Not everyone in the city is dangerous. It’s almost embarrasing that in 2011 we still have to explain that city neighborhoods are different, not deadly. A lot of city dwellers (like myself) are doing the same thing that people in the county are trying to do; live life, make money — legally — and hopefully see the next day.
But the biggest false sense of security? People who live in St. Louis County feel like they are safer than the people who live in St. Louis City. I have lived in the city all my life and I need to clarify a few things. One, I don’t hear gunshots when I go to sleep at night. Two, every neighborhood in the city isn’t unsafe. Three, not every person walking around at night is a mugger, a drug dealer or a pimp.
But statistics don’t lie, and there is more crime in the city than the county. According to the St. Louis Post Dispatch, from February 2010 to August 2011, there have been 91,000 crimes reported. In St. Louis County from January 2011 to October 2011, there have only been 38,000 crimes reported.
For as long as I can remember, my dad has been telling me to “watch my surroundings.” He has been a police officer for City of St. Louis Metropolitan Police Department longer than I have been alive. As a child, I didn’t understand why awareness was important. Either you got lucky and stayed safe or you didn’t, right?
The older I’ve become, I get why he was stressing this issue. He knew that crime wasn’t always about lucky or unlucky, or your neighborhood. It’s about being smart, safe and reasonable.

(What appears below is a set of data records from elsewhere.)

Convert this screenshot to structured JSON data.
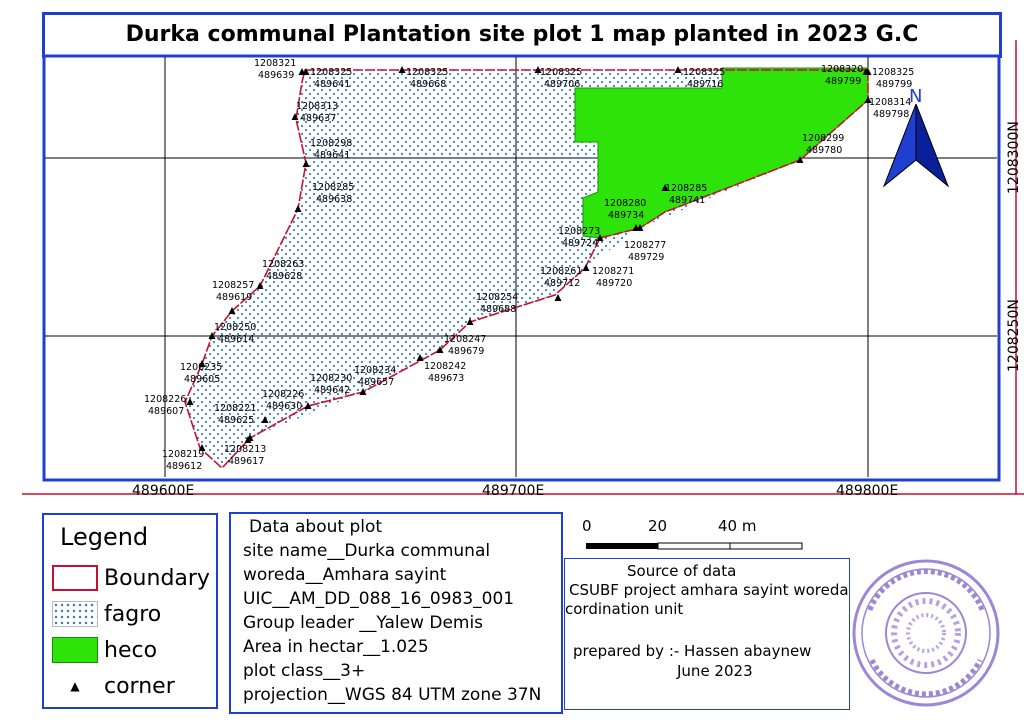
{
  "title": "Durka communal Plantation site plot 1 map planted in 2023 G.C",
  "grid_labels": {
    "easting": [
      "489600E",
      "489700E",
      "489800E"
    ],
    "northing": [
      "1208300N",
      "1208250N"
    ]
  },
  "north_arrow": {
    "label": "N",
    "icon": "north-arrow-icon",
    "color": "#1f3fd0"
  },
  "corners": [
    {
      "n": "1208321",
      "e": "489639"
    },
    {
      "n": "1208325",
      "e": "489641"
    },
    {
      "n": "1208325",
      "e": "489668"
    },
    {
      "n": "1208325",
      "e": "489706"
    },
    {
      "n": "1208325",
      "e": "489716"
    },
    {
      "n": "1208320",
      "e": "489799"
    },
    {
      "n": "1208325",
      "e": "489799"
    },
    {
      "n": "1208314",
      "e": "489798"
    },
    {
      "n": "1208313",
      "e": "489637"
    },
    {
      "n": "1208298",
      "e": "489641"
    },
    {
      "n": "1208299",
      "e": "489780"
    },
    {
      "n": "1208285",
      "e": "489638"
    },
    {
      "n": "1208285",
      "e": "489741"
    },
    {
      "n": "1208280",
      "e": "489734"
    },
    {
      "n": "1208273",
      "e": "489724"
    },
    {
      "n": "1208277",
      "e": "489729"
    },
    {
      "n": "1208263",
      "e": "489628"
    },
    {
      "n": "1208261",
      "e": "489712"
    },
    {
      "n": "1208271",
      "e": "489720"
    },
    {
      "n": "1208257",
      "e": "489619"
    },
    {
      "n": "1208254",
      "e": "489688"
    },
    {
      "n": "1208250",
      "e": "489614"
    },
    {
      "n": "1208247",
      "e": "489679"
    },
    {
      "n": "1208242",
      "e": "489673"
    },
    {
      "n": "1208235",
      "e": "489605"
    },
    {
      "n": "1208234",
      "e": "489657"
    },
    {
      "n": "1208230",
      "e": "489642"
    },
    {
      "n": "1208226",
      "e": "489630"
    },
    {
      "n": "1208226",
      "e": "489607"
    },
    {
      "n": "1208221",
      "e": "489625"
    },
    {
      "n": "1208213",
      "e": "489617"
    },
    {
      "n": "1208219",
      "e": "489612"
    }
  ],
  "legend": {
    "title": "Legend",
    "items": [
      {
        "label": "Boundary",
        "color": "#c8102e"
      },
      {
        "label": "fagro",
        "color": "#3a7ec4"
      },
      {
        "label": "heco",
        "color": "#2ee30a"
      },
      {
        "label": "corner",
        "color": "#000000"
      }
    ]
  },
  "plot_info": {
    "heading": "Data about plot",
    "lines": [
      "site name__Durka communal",
      "woreda__Amhara sayint",
      "UIC__AM_DD_088_16_0983_001",
      "Group leader __Yalew Demis",
      "Area in hectar__1.025",
      "plot class__3+",
      "projection__WGS 84 UTM zone 37N"
    ]
  },
  "scale_bar": {
    "labels": [
      "0",
      "20",
      "40 m"
    ]
  },
  "source": {
    "heading": "Source of data",
    "line1": "CSUBF project amhara sayint woreda",
    "line2": "cordination unit",
    "prepared": "prepared by :- Hassen abaynew",
    "date": "June 2023"
  },
  "stamp": {
    "icon": "office-stamp-icon",
    "color": "#7a5fc8"
  },
  "colors": {
    "boundary": "#c8102e",
    "heco": "#2ee30a",
    "fagro_dots": "#3a7ec4",
    "frame": "#1f3fd0"
  }
}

Going into the city just requires the use of some basic street smarts. And after seeing more than one of my peers lose their sense of security or their property to “rookie mistakes,” I thought it might be time to educate people.
Here are some tips on things to do and not to do when making your couple trips to the city every year for baseball and football games, the Botanical Gardens, the Zoo, the Arch, Forest Park and the Central West End, The Fox, City Museum and the Science Center.

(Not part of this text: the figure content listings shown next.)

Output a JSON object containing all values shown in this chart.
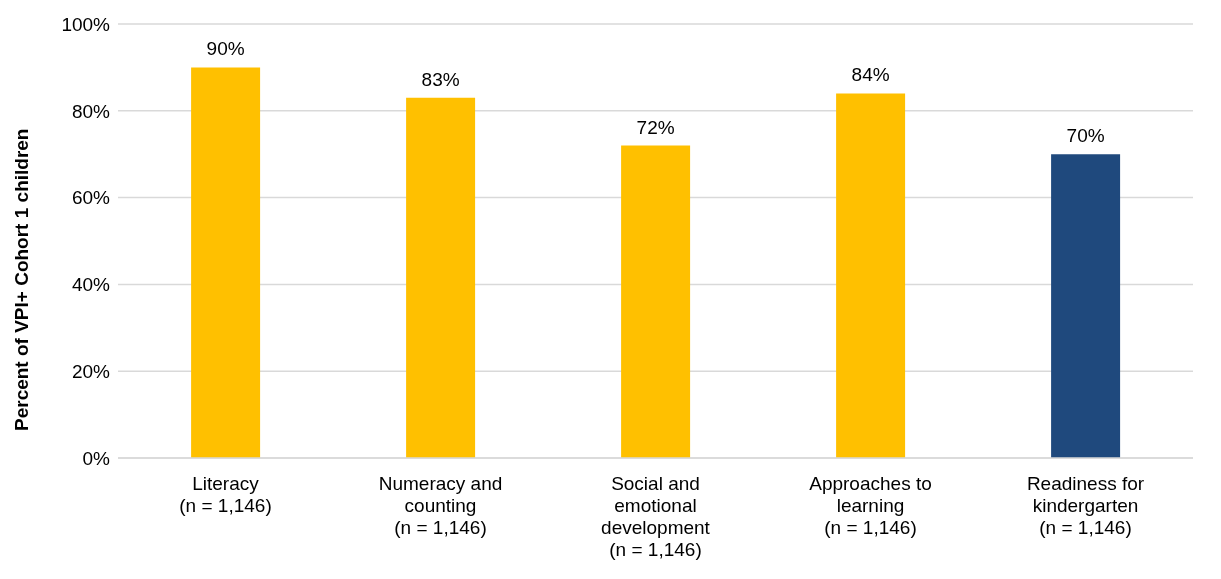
{
  "chart_data": {
    "type": "bar",
    "ylabel": "Percent of VPI+ Cohort 1 children",
    "categories": [
      "Literacy\n(n = 1,146)",
      "Numeracy and\ncounting\n(n = 1,146)",
      "Social and\nemotional\ndevelopment\n(n = 1,146)",
      "Approaches to\nlearning\n(n = 1,146)",
      "Readiness for\nkindergarten\n(n = 1,146)"
    ],
    "values": [
      90,
      83,
      72,
      84,
      70
    ],
    "colors": [
      "#ffc000",
      "#ffc000",
      "#ffc000",
      "#ffc000",
      "#1f497d"
    ],
    "value_labels": [
      "90%",
      "83%",
      "72%",
      "84%",
      "70%"
    ],
    "ylim": [
      0,
      100
    ],
    "yticks": [
      {
        "value": 0,
        "label": "0%"
      },
      {
        "value": 20,
        "label": "20%"
      },
      {
        "value": 40,
        "label": "40%"
      },
      {
        "value": 60,
        "label": "60%"
      },
      {
        "value": 80,
        "label": "80%"
      },
      {
        "value": 100,
        "label": "100%"
      }
    ],
    "grid": "y"
  }
}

—Always lock your car doors. Just do it, I don’t care how nice the neighborhood is.
—Do not leave any valuables visible in your car.
—Don’t leave the GPS bracket on the windshield. Thieves now know there’s a chance that the GPS is in your vehicle.
—Secure items in the trunk of the car before you reach your destination.
—Do not walk down dimly lit streets at night. You are just asking to get mugged.
—Observe the people around you, but try not to stare.
—If you are uncomfortable, don’t walk alone with your eyes on the pavement, walk with a group.
—If you leave your bike unattended, always secure it to a fixed object — a tree or light pole — with a chain and a lock.
—If going to a game downtown, park in the garages. Yes, they’re more expensive, but there are far fewer break-ins. Consider it a down payment on safety.
—If you can, take the MetroLink if you’re going to a big event in the city. Looking cool in your car won’t be cool while sitting in traffic.
—Do not walk around with both headphones on. Anything could happen and you would never know.
If these steps are followed, a trip into the city can be safe and fun. Going to the city doesn’t have to be a scary experience — it should be looked at as a learning experience.  If more county residents used some of these tips when going back to the county, I wouldn’t have to see on the news that someone broke into a home or car because they left the doors unlocked.
This isn’t ground-breaking stuff, it’s just common sense. But as long as we hear county dwellers speak of the city with fear and trepidation, we have failed in our ability to interact. Take my advice or don’t, but the Cardinals game will go on without you.